Introduction to Chinese-Mixtral-8x7B
Chinese-Mixtral-8x7B is an innovative project aimed at enhancing the capabilities of bilingual models in understanding and generating Chinese text. It builds upon Mixtral-8x7B, a model developed by Mistral, and adds an extended Chinese vocabulary to improve encoding and decoding efficiency. This advancement is achieved by training the model with a significant amount of publicly available Chinese text.
The project offers the following open-source resources:
- A large-scale Chinese Mixtral-8x7B model with an extended vocabulary.
- Code for incremental pre-training to adapt this extended vocabulary to the model.
Key News and Updates
- February 9, 2024: The fine-tuned version of Chinese-Mixtral-8x7B, named "Huozi 3.0," was released. Additionally, the instruction tuning code was made publicly available.
- January 18, 2024: The base model of Chinese-Mixtral-8x7B and the incremental pre-training code were released.
Downloading the Model
Chinese-Mixtral-8x7B can be downloaded in different forms depending on your needs. It uses QLoRA for training, and both the LoRA weights and the combined model weights are available for download:
- Chinese-Mixtral-8x7B (88GB): Available on HuggingFace and ModelScope. This version includes the full model with the extended Chinese vocabulary.
- Chinese-Mixtral-8x7B-adapter (2.7GB): Available on HuggingFace. It includes only the LoRA weights and needs to be merged with the original Mixtral-8x7B to be used. The merge script can be found here.
Model Inference
Chinese-Mixtral-8x7B integrates compatibly with the whole Mixtral-8x7B model ecosystem.
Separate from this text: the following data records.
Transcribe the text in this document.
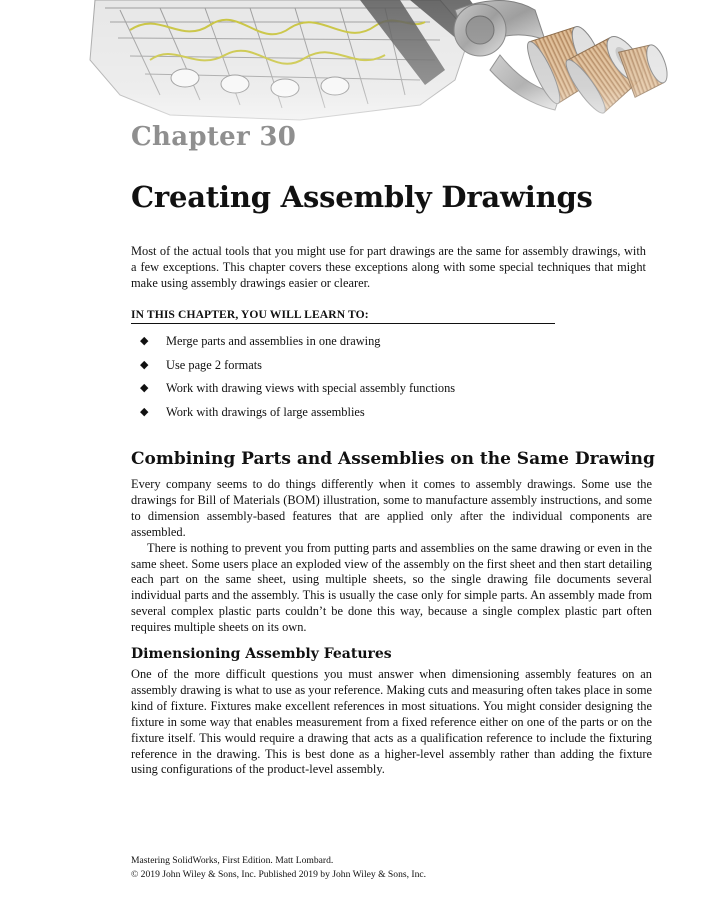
Chapter 30
Creating Assembly Drawings

Most of the actual tools that you might use for part drawings are the same for assembly drawings, with a few exceptions. This chapter covers these exceptions along with some special techniques that might make using assembly drawings easier or clearer.

IN THIS CHAPTER, YOU WILL LEARN TO:
◆	Merge parts and assemblies in one drawing
◆	Use page 2 formats
◆	Work with drawing views with special assembly functions
◆	Work with drawings of large assemblies
Combining Parts and Assemblies on the Same Drawing

Every company seems to do things differently when it comes to assembly drawings. Some use the drawings for Bill of Materials (BOM) illustration, some to manufacture assembly instructions, and some to dimension assembly-based features that are applied only after the individual components are assembled.

There is nothing to prevent you from putting parts and assemblies on the same drawing or even in the same sheet. Some users place an exploded view of the assembly on the first sheet and then start detailing each part on the same sheet, using multiple sheets, so the single drawing file documents several individual parts and the assembly. This is usually the case only for simple parts. An assembly made from several complex plastic parts couldn’t be done this way, because a single complex plastic part often requires multiple sheets on its own.

Dimensioning Assembly Features

One of the more difficult questions you must answer when dimensioning assembly features on an assembly drawing is what to use as your reference. Making cuts and measuring often takes place in some kind of fixture. Fixtures make excellent references in most situations. You might consider designing the fixture in some way that enables measurement from a fixed reference either on one of the parts or on the fixture itself. This would require a drawing that acts as a qualification reference to include the fixturing reference in the drawing. This is best done as a higher-level assembly rather than adding the fixture using configurations of the product-level assembly.

Mastering SolidWorks, First Edition. Matt Lombard.
© 2019 John Wiley & Sons, Inc. Published 2019 by John Wiley & Sons, Inc.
It can be accelerated using vLLM
or Flash Attention 2
, and model quantification can be performed using bitsandbytes
.
Using Flash Attention 2 Example:
import torch
from transformers import AutoModelForCausalLM, AutoTokenizer
model_id = "HIT-SCIR/Chinese-Mixtral-8x7B"
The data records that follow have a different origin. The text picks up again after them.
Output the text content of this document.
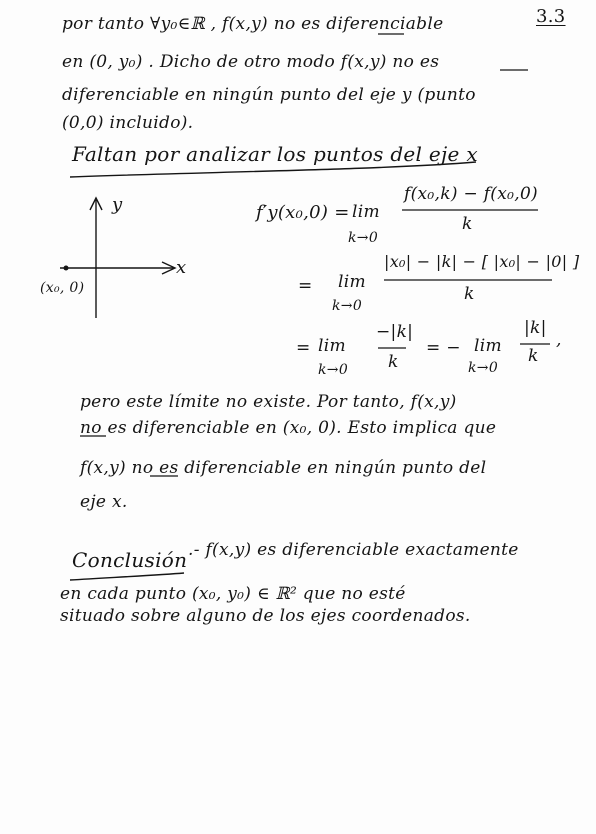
3.3
por tanto ∀y₀∈ℝ , f(x,y) no es diferenciable
en (0, y₀) . Dicho de otro modo f(x,y) no es
diferenciable en ningún punto del eje y (punto
(0,0) incluido).
Faltan por analizar los puntos del eje x
y
x
(x₀, 0)
f′y(x₀,0) = lim
k→0
f(x₀,k) − f(x₀,0)
k
= lim
k→0
|x₀| − |k| − [ |x₀| − |0| ]
k
= lim
k→0
−|k|
k
= − lim
k→0
|k|
k
,
pero este límite no existe. Por tanto, f(x,y)
no es diferenciable en (x₀, 0). Esto implica que
f(x,y) no es diferenciable en ningún punto del
eje x.
Conclusión .- f(x,y) es diferenciable exactamente
en cada punto (x₀, y₀) ∈ ℝ² que no esté
situado sobre alguno de los ejes coordenados.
tokenizer = AutoTokenizer.from_pretrained(model_id)
model = AutoModelForCausalLM.from_pretrained(model_id, attn_implementation="flash_attention_2", torch_dtype=torch.bfloat16, device_map="auto")
text = "我的名字是"
inputs = tokenizer(text, return_tensors="pt").to(0)
outputs = model.generate(**inputs, max_new_tokens=20)
print(tokenizer.decode(outputs[0], skip_special_tokens=True))
Using 4-bit Quantization Example:
import torch
from transformers import AutoModelForCausalLM, AutoTokenizer
model_id = "HIT-SCIR/Chinese-Mixtral-8x7B"
tokenizer = AutoTokenizer.from_pretrained(model_id)
model = AutoModelForCausalLM.from_pretrained(model_id, load_in_4bit=True, device_map="auto")
text = "我的名字是"
inputs = tokenizer(text, return_tensors="pt").to(0)
outputs = model.generate(**inputs, max_new_tokens=20)
print(tokenizer.decode(outputs[0], skip_special_tokens=True))
Model Performance
Comprehensive Abilities
Chinese-Mixtral-8x7B's performance was evaluated using datasets designed to test both Chinese and English capabilities:
- C-Eval: A comprehensive Chinese evaluation suite with questions across various subjects and difficulty levels.
- CMMLU: Assesses Chinese language models on knowledge and reasoning regarding Chinese context across multiple topics.
- MMLU: English tasks covering math, history, computer science, and more, for benchmarking large language models.
- HellaSwag: Challenges the model's understanding of context in English NLI tasks.
Despite using only a fraction of the training data other models had, Chinese-Mixtral-8x7B showed notable potential with significant English understanding and generation capabilities.
Generation Effectiveness and Efficiency
Chinese-Mixtral-8x7B demonstrated competitive performance in generation tasks, with high efficiency in encoding and decoding Chinese text due to its optimized vocabulary. This benefits the model's speed and effectiveness in tasks involving complex reasoning or long sequence processing.
Training Details
Vocabulary Expansion
The project extended the original vocabulary using sentencepiece
, trained on large Chinese datasets to determine optimal token counts and configurations. The chosen vocabulary was then used to initialize new model embeddings.
Incremental Pre-Training
To manage large-scale model training resourcefully, QLoRA was used to reduce memory requirements while maintaining performance levels akin to full parameter training. This strategy allowed for effective training without extensive hardware resources.
Overall, the Chinese-Mixtral-8x7B project represents a significant step forward in natural language processing, particularly for tasks requiring deep understanding and generation of Chinese language content.